|
Il Consiglio regionale ha approvato.
IL PRESIDENTE DELLA GIUNTA REGIONALE
Promulga la seguente legge
ARTICOLO 1
(Modifica della legge regionale 11/2006)
1. L’articolo 9 bis della legge regionale 7 luglio 2006,
n. 11 (Interventi regionali a sostegno della famiglia e
della genitorialità), come inserito dall’articolo 1,
comma 1, della legge regionale 28/2006 e modificato
dall’articolo 10, commi 27 e 28, della legge regionale
17/2008, è sostituito dal seguente:
<<Art. 9 bis (Sostegno al mantenimento dei minori)
1. Al fine di assicurare la tutela, la cura, la dignità
e il decoro dei figli minori e di prevenire possibili
situazioni di disagio sociale ed economico, la Regione
interviene a sostegno del genitore affidatario del
figlio minore, nei casi di mancata corresponsione, da
parte del genitore obbligato, delle somme destinate al
mantenimento del minore nei termini e alle condizioni
stabilite dall’autorità giudiziaria.
2. L’intervento di cui al comma 1 consiste in una
prestazione monetaria d’importo pari a una percentuale
della somma stabilita dall’autorità giudiziaria per il
mantenimento del figlio minore.
3. Costituisce presupposto dell’intervento l’esperimento
infruttuoso nei confronti del genitore obbligato e di
eventuali terzi di procedure esecutive disciplinate dal
libro III del codice di procedura civile, dalla legge
fallimentare e da leggi speciali, risultante da verbale
dell’ufficiale giudiziario, da provvedimento giudiziale
o da altro atto attestante l’incapienza del patrimonio
del genitore obbligato, nonché l’avvenuta presentazione
di querela per l’omesso versamento.
4. Il Servizio sociale dei Comuni esercita le funzioni
amministrative di concessione ed erogazione della
prestazione, nonché di controllo. Con regolamento
regionale sono stabilite:
a) le modalità di presentazione delle domande e di
attribuzione della prestazione;
b) la misura, la decorrenza e la durata della
prestazione;
c) le modalità di accertamento e di controllo sulla
sussistenza e la permanenza dei presupposti e requisiti
previsti per l’accesso alla prestazione;
d) le modalità di riparto agli Enti gestori del Servizio
sociale dei Comuni dei finanziamenti necessari.
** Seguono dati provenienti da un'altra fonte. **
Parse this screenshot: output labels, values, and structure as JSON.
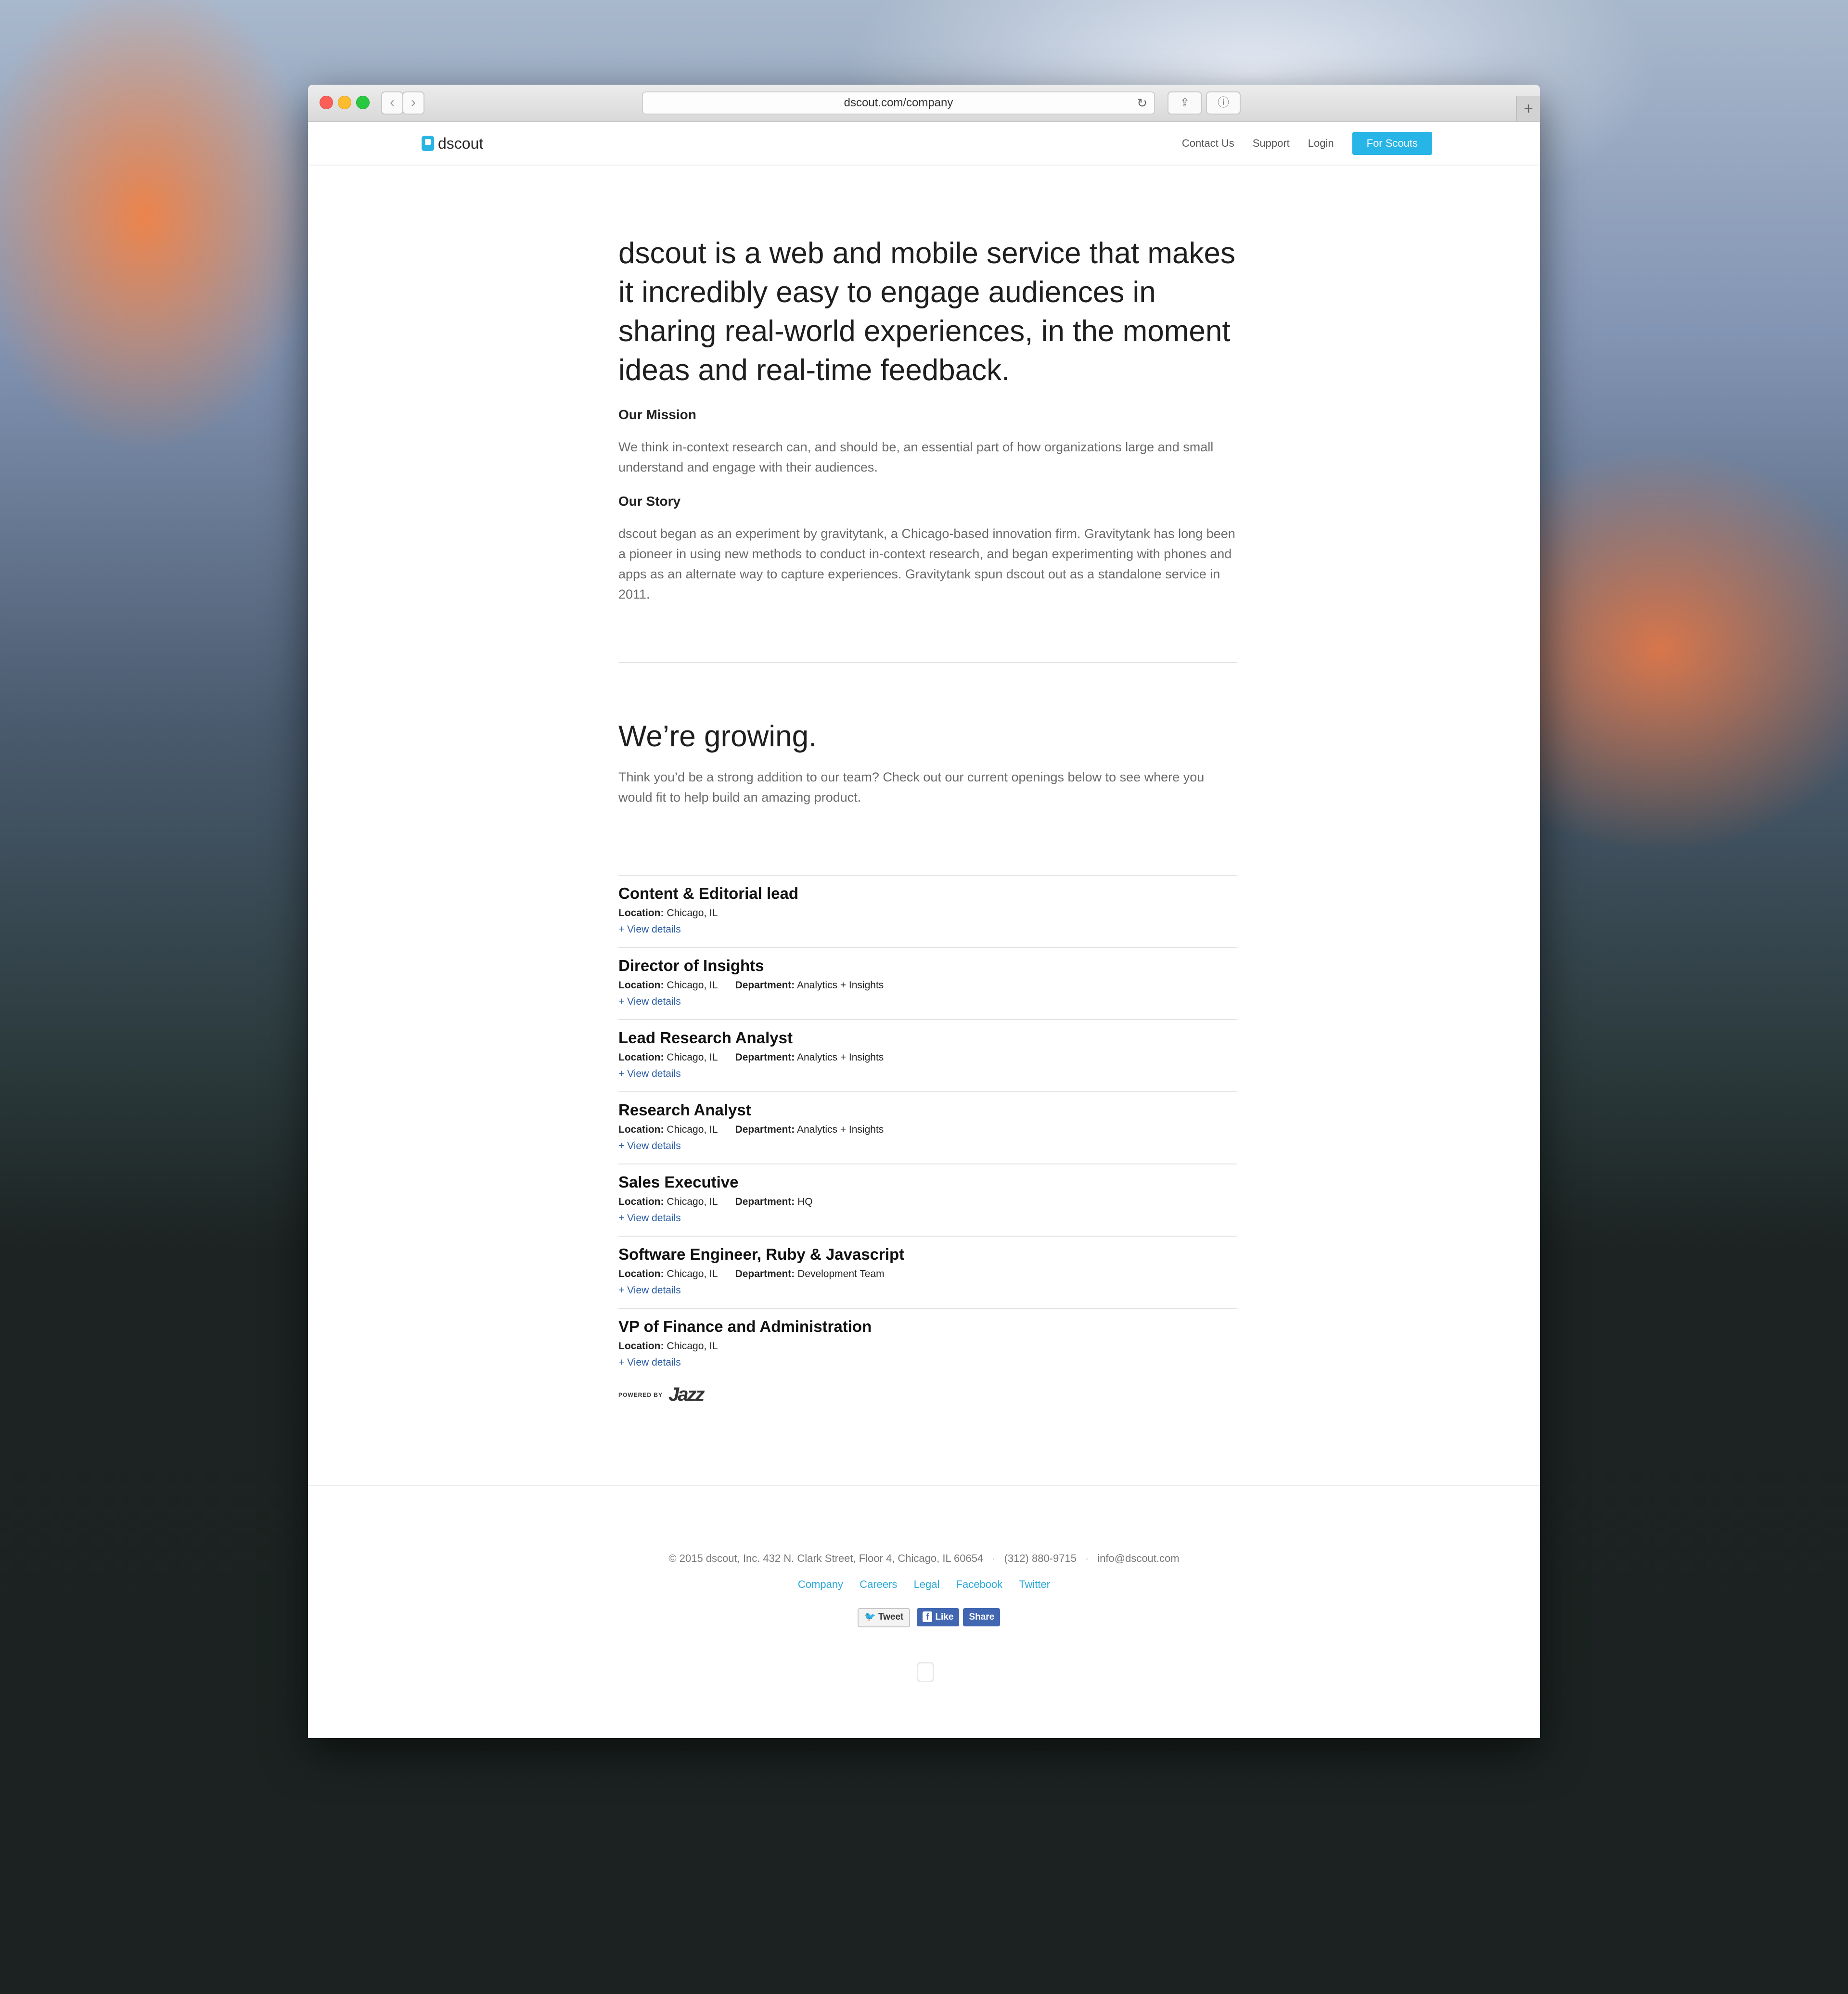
{
  "browser": {
    "url": "dscout.com/company",
    "back_icon": "‹",
    "forward_icon": "›",
    "reload_icon": "↻",
    "share_icon": "⇪",
    "info_icon": "ⓘ",
    "plus_icon": "+"
  },
  "nav": {
    "logo_text": "dscout",
    "links": [
      "Contact Us",
      "Support",
      "Login"
    ],
    "cta": "For Scouts"
  },
  "hero": {
    "text": "dscout is a web and mobile service that makes it incredibly easy to engage audiences in sharing real-world experiences, in the moment ideas and real-time feedback."
  },
  "mission": {
    "title": "Our Mission",
    "text": "We think in-context research can, and should be, an essential part of how organizations large and small understand and engage with their audiences."
  },
  "story": {
    "title": "Our Story",
    "text": "dscout began as an experiment by gravitytank, a Chicago-based innovation firm. Gravitytank has long been a pioneer in using new methods to conduct in-context research, and began experimenting with phones and apps as an alternate way to capture experiences. Gravitytank spun dscout out as a standalone service in 2011."
  },
  "growing": {
    "title": "We’re growing.",
    "text": "Think you’d be a strong addition to our team? Check out our current openings below to see where you would fit to help build an amazing product."
  },
  "jobs": [
    {
      "title": "Content & Editorial lead",
      "location_label": "Location:",
      "location": "Chicago, IL",
      "department_label": "",
      "department": "",
      "link": "+ View details"
    },
    {
      "title": "Director of Insights",
      "location_label": "Location:",
      "location": "Chicago, IL",
      "department_label": "Department:",
      "department": "Analytics + Insights",
      "link": "+ View details"
    },
    {
      "title": "Lead Research Analyst",
      "location_label": "Location:",
      "location": "Chicago, IL",
      "department_label": "Department:",
      "department": "Analytics + Insights",
      "link": "+ View details"
    },
    {
      "title": "Research Analyst",
      "location_label": "Location:",
      "location": "Chicago, IL",
      "department_label": "Department:",
      "department": "Analytics + Insights",
      "link": "+ View details"
    },
    {
      "title": "Sales Executive",
      "location_label": "Location:",
      "location": "Chicago, IL",
      "department_label": "Department:",
      "department": "HQ",
      "link": "+ View details"
    },
    {
      "title": "Software Engineer, Ruby & Javascript",
      "location_label": "Location:",
      "location": "Chicago, IL",
      "department_label": "Department:",
      "department": "Development Team",
      "link": "+ View details"
    },
    {
      "title": "VP of Finance and Administration",
      "location_label": "Location:",
      "location": "Chicago, IL",
      "department_label": "",
      "department": "",
      "link": "+ View details"
    }
  ],
  "powered": {
    "small": "POWERED BY",
    "brand": "Jazz"
  },
  "footer": {
    "copyright": "© 2015 dscout, Inc. 432 N. Clark Street, Floor 4, Chicago, IL 60654",
    "phone": "(312) 880-9715",
    "email": "info@dscout.com",
    "separator": "·",
    "links": [
      "Company",
      "Careers",
      "Legal",
      "Facebook",
      "Twitter"
    ],
    "tweet": "Tweet",
    "like": "Like",
    "share": "Share",
    "twitter_glyph": "🐦",
    "facebook_glyph": "f"
  },
  "colors": {
    "accent": "#27b4e6",
    "link": "#2b5da6",
    "facebook": "#4267b2"
  }
}
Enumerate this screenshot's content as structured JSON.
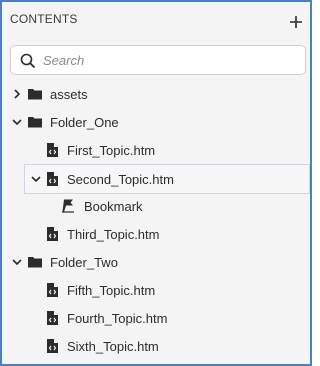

5. Fino all’emanazione di una specifica normativa
regionale in materia di indicatori di situazione
economica, ai fini della concessione della prestazione
il richiedente deve risultare in possesso di un
indicatore di situazione economica equivalente (ISEE) di
cui al decreto legislativo 31 marzo 1998, n. 109
(Definizioni di criteri unificati di valutazione della
situazione economica dei soggetti che richiedono
prestazioni sociali agevolate, a norma dell’articolo 59,
comma 51, della legge 27 dicembre 1997, n. 449), non
superiore a 20.000 euro. Tale limite è annualmente
aggiornato con deliberazione della Giunta regionale
sulla base dell’indice ISTAT di andamento dei prezzi al
consumo.
6. In caso di successivo adempimento da parte del
genitore obbligato, il beneficiario dell’intervento è
tenuto, nei limiti dell’adempimento, alla restituzione
delle somme erogate, senza maggiorazione degli
interessi, entro trenta giorni dal pagamento. Decorso
tale termine si applica l’articolo 49, comma 5, della
legge regionale 20 marzo 2000, n. 7 (Testo unico delle
norme in materia di procedimento amministrativo e di
diritto di accesso).
7. La prestazione di cui al presente articolo può essere
cumulabile con altri interventi monetari stabiliti dalla
normativa statale o regionale.>>.
2. Il regolamento di cui al comma 4 dell’articolo 9 bis
della legge regionale 11/2006, come sostituito dal comma
1, è emanato entro sessanta giorni dalla data di entrata
in vigore della presente legge.
3. Gli oneri derivanti dall’applicazione dell’articolo 9
bis della legge regionale 11/2006, come sostituito dal
comma 1, fanno carico all’unità di bilancio 8.2.1.1140 e
al capitolo 4525 dello stato di previsione della spesa
del bilancio pluriennale per gli anni 2009-2011 e del
bilancio per l’anno 2009.
Formula Finale:
La presente legge regionale sara’ pubblicata nel
Bollettino Ufficiale della Regione. E’ fatto obbligo a
chiunque spetti di osservarla e di farla osservare come
legge della Regione.
Data a Trieste, addì 12 febbraio 2009.